4. Играет ли кот какую-то роль? Заставить дядю Джона спросить у экспертов, есть ли такой наркотик, от которого кошки бесятся? Шекспировское «Пусть что угодно, но лишь бы не видеть кошачьи прыжки» хорошо перекликается с происходящим. Поэт прекрасно передал мое нынешнее состояние.

5. Почему Эндрю так ненавидит доктора Богана и почему доктор так спокойно реагирует на его нападки? Кто этот «человек, упоенный злом», о котором говорил Эн.? Возможно, сам Эн. Он нисколько не тянул жилы, или меня зовут Адольфом Гитлером.

6. Как далеко способен зайти Хивард в своем стремлении избежать фамильного скандала – неужели устроив еще один, меньший? X. вовсе не ничтожество.

7. Вилл Дайке. Кто пригласил его в дом – Эл. или миссис Р.? Сколько он был знаком с Эл.? Правда ли, что она была с ним помолвлена? Знал ли он, что у нее за «нервные расстройства»? Насколько близко его спальня к спальне Эл.? То же самое – для остальных в доме.

8. Почему Дайке и Эйнсли грызутся между собой? Какова ее роль в общей схеме?

9. И – снова о Царапке. Кто попросил Эл. дать ему блюдце молока перед сеансом в комнате Епископа?»

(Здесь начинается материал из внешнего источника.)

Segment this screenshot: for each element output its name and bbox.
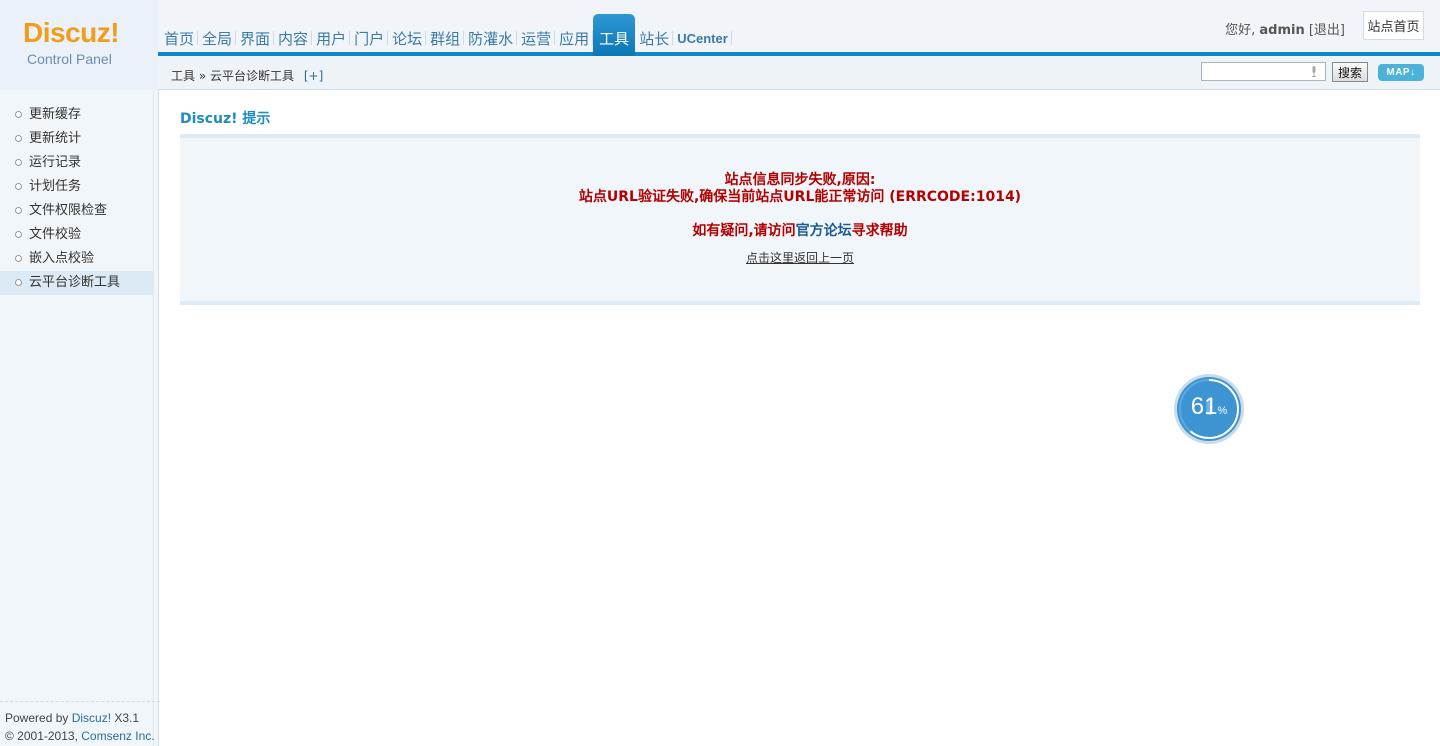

– У меня есть для тебя прекрасная записная книжка, – сказала Джорджия, наконец вглядевшись в крохотные буковки, тесно покрывающие обе стороны клочка. – Для твоих размышлений требуется больше места.

– Мне не нужна записная книжка. От них мой костюм напрочь теряет форму. – Найджел с некоторым бахвальством похлопал себя по карману своего нового твидового пиджака, который уже становился, как и прочие его вещи, мятым, как пижама.

– Кларисса очень расстроена. Но все равно я чувствую, что ее тревожат не только новости. Она хочет поговорить с тобой после ленча. Может, ты даже найдешь ответ на вопрос номер 1.

На ленче Клариссы Кэвендиш не было, зато сразу после него она попросила Найджела зайти к ней в комнату. Держа в руках трость из слоновой кости, она выглядела еще прямее, словно чем-то затянутая, со своими белоснежными волосами, выбившимися из-под капора. Лицо ее тем не менее было щедро накрашено, и вообще ее внешность была абсолютно той же, что и в прошлую ночь; однако стоило ей начать говорить, как стало ясно, что смерть Элизабет пошатнула весь ее восьмидесятилетний запас прочности до самого основания – она больше не произносила слова так четко, как раньше.

Попросив Найджела дать ей полный отчет обо всем, что произошло, старая леди сидела в полной неподвижности и с утратившим всякое выражение лицом, птичьи глазки, не мигая, сосредоточились на нем. Когда он кончил говорить, она отозвалась не сразу:

– Вы считаете, что бедная Бетти убита?

– Да. Пока что – да. Полиция, так или иначе, скоро найдет ответ.

– У полиции могут быть свои интересы. Этого и следовало от них ожидать. Но есть вещи, которые им не по зубам. Вы никогда не разберетесь, кто убил ее, бедную, если не узнаете побольше о ней самой.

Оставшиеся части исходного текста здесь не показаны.